Crotty, who is recovering from a broken cheekbone suffered against Australia in Auckland last month, or Fekitoa will wear No.12 against Argentina in two weeks.
Hansen says he won’t consider Ben Smith to start at second five-eighth, despite his standout display when shifting in from the wing at halftime to replace Nonu.
Victory over the winless Pumas at La Plata will clinch a third successive Rugby Championship crown for Hansen’s men, who would conclude the tournament against the Springboks in Johannesburg a week later followed by the dead rubber third Bledisloe Cup Test in Brisbane on October 18.
That Test has been identified as the potential return for first five-eighth Dan Carter, whose slow-healing fractured leg has ruled him out of the next two Tests.
Hansen confirmed Carter will be introduced gradually through NPC rugby for Canterbury over coming weeks.
The news is brighter for Crotty, flankers Jerome Kaino (elbow) and Liam Messam (thigh), and lock Sam Whitelock (rib), who will all be on the plane to Argentina next week after missing Saturday’s Test.
Hansen says it was satisfying to survive a ferocious Springboks forward assault without several of his key forwards, including prop Tony Woodcock.
“It tells us we’ve got a bit of depth, doesn’t it?” he said.
“It seems to be working reasonably seamless.
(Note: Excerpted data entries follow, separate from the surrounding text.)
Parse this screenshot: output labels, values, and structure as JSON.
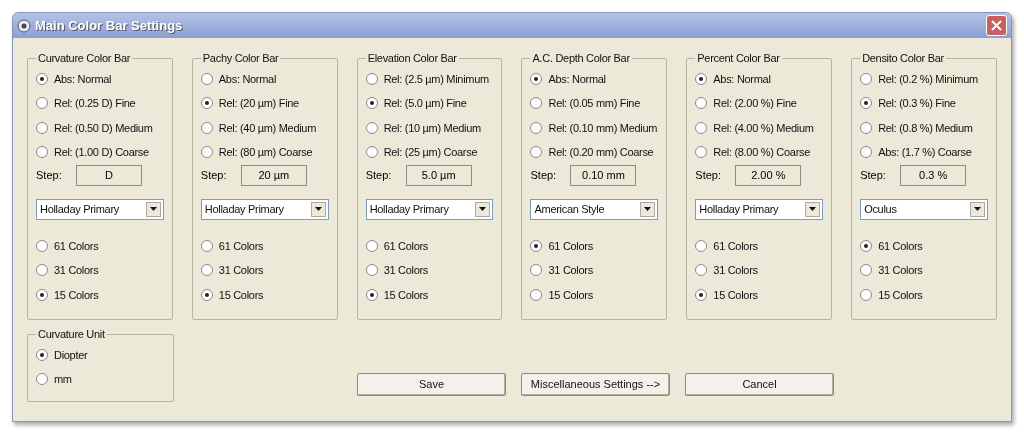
{
  "window": {
    "title": "Main Color Bar Settings"
  },
  "panels": [
    {
      "title": "Curvature Color Bar",
      "scales": [
        {
          "label": "Abs: Normal",
          "selected": true
        },
        {
          "label": "Rel: (0.25 D) Fine",
          "selected": false
        },
        {
          "label": "Rel: (0.50 D) Medium",
          "selected": false
        },
        {
          "label": "Rel: (1.00 D) Coarse",
          "selected": false
        }
      ],
      "step_label": "Step:",
      "step": "D",
      "palette": "Holladay Primary",
      "colors": [
        {
          "label": "61 Colors",
          "selected": false
        },
        {
          "label": "31 Colors",
          "selected": false
        },
        {
          "label": "15 Colors",
          "selected": true
        }
      ]
    },
    {
      "title": "Pachy Color Bar",
      "scales": [
        {
          "label": "Abs: Normal",
          "selected": false
        },
        {
          "label": "Rel: (20 µm) Fine",
          "selected": true
        },
        {
          "label": "Rel: (40 µm) Medium",
          "selected": false
        },
        {
          "label": "Rel: (80 µm) Coarse",
          "selected": false
        }
      ],
      "step_label": "Step:",
      "step": "20 µm",
      "palette": "Holladay Primary",
      "colors": [
        {
          "label": "61 Colors",
          "selected": false
        },
        {
          "label": "31 Colors",
          "selected": false
        },
        {
          "label": "15 Colors",
          "selected": true
        }
      ]
    },
    {
      "title": "Elevation Color Bar",
      "scales": [
        {
          "label": "Rel: (2.5 µm) Minimum",
          "selected": false
        },
        {
          "label": "Rel: (5.0 µm) Fine",
          "selected": true
        },
        {
          "label": "Rel: (10 µm) Medium",
          "selected": false
        },
        {
          "label": "Rel: (25 µm) Coarse",
          "selected": false
        }
      ],
      "step_label": "Step:",
      "step": "5.0 µm",
      "palette": "Holladay Primary",
      "colors": [
        {
          "label": "61 Colors",
          "selected": false
        },
        {
          "label": "31 Colors",
          "selected": false
        },
        {
          "label": "15 Colors",
          "selected": true
        }
      ]
    },
    {
      "title": "A.C. Depth Color Bar",
      "scales": [
        {
          "label": "Abs: Normal",
          "selected": true
        },
        {
          "label": "Rel: (0.05 mm) Fine",
          "selected": false
        },
        {
          "label": "Rel: (0.10 mm) Medium",
          "selected": false
        },
        {
          "label": "Rel: (0.20 mm) Coarse",
          "selected": false
        }
      ],
      "step_label": "Step:",
      "step": "0.10 mm",
      "palette": "American Style",
      "colors": [
        {
          "label": "61 Colors",
          "selected": true
        },
        {
          "label": "31 Colors",
          "selected": false
        },
        {
          "label": "15 Colors",
          "selected": false
        }
      ]
    },
    {
      "title": "Percent Color Bar",
      "scales": [
        {
          "label": "Abs: Normal",
          "selected": true
        },
        {
          "label": "Rel: (2.00 %) Fine",
          "selected": false
        },
        {
          "label": "Rel: (4.00 %) Medium",
          "selected": false
        },
        {
          "label": "Rel: (8.00 %) Coarse",
          "selected": false
        }
      ],
      "step_label": "Step:",
      "step": "2.00 %",
      "palette": "Holladay Primary",
      "colors": [
        {
          "label": "61 Colors",
          "selected": false
        },
        {
          "label": "31 Colors",
          "selected": false
        },
        {
          "label": "15 Colors",
          "selected": true
        }
      ]
    },
    {
      "title": "Densito Color Bar",
      "scales": [
        {
          "label": "Rel: (0.2 %) Minimum",
          "selected": false
        },
        {
          "label": "Rel: (0.3 %) Fine",
          "selected": true
        },
        {
          "label": "Rel: (0.8 %) Medium",
          "selected": false
        },
        {
          "label": "Abs: (1.7 %) Coarse",
          "selected": false
        }
      ],
      "step_label": "Step:",
      "step": "0.3 %",
      "palette": "Oculus",
      "colors": [
        {
          "label": "61 Colors",
          "selected": true
        },
        {
          "label": "31 Colors",
          "selected": false
        },
        {
          "label": "15 Colors",
          "selected": false
        }
      ]
    }
  ],
  "curvature_unit": {
    "title": "Curvature Unit",
    "options": [
      {
        "label": "Diopter",
        "selected": true
      },
      {
        "label": "mm",
        "selected": false
      }
    ]
  },
  "buttons": [
    "Save",
    "Miscellaneous Settings -->",
    "Cancel"
  ]
}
People come in, people go out.
“That’s a reflection on the culture that the leaders are driving. Everyone’s working hard for each other and the individual comes second.”
The All Blacks only ensured their 36th home win in succession when Kieran Read successfully disrupted a Springboks attacking lineout in the final play after the visitors had spent the closing minutes launching themselves at the tryline.
No.8 Kieran Read made a call to contest that South African throw, rather than form up to try to stop another rolling maul.
“It was a punt but we had to,” Read said.
“They’re a good enough driving lineout that if we kept letting them set up, they’d probably go over and score.
“It’s those calls that you’ve got to make, in the type of game that we had.”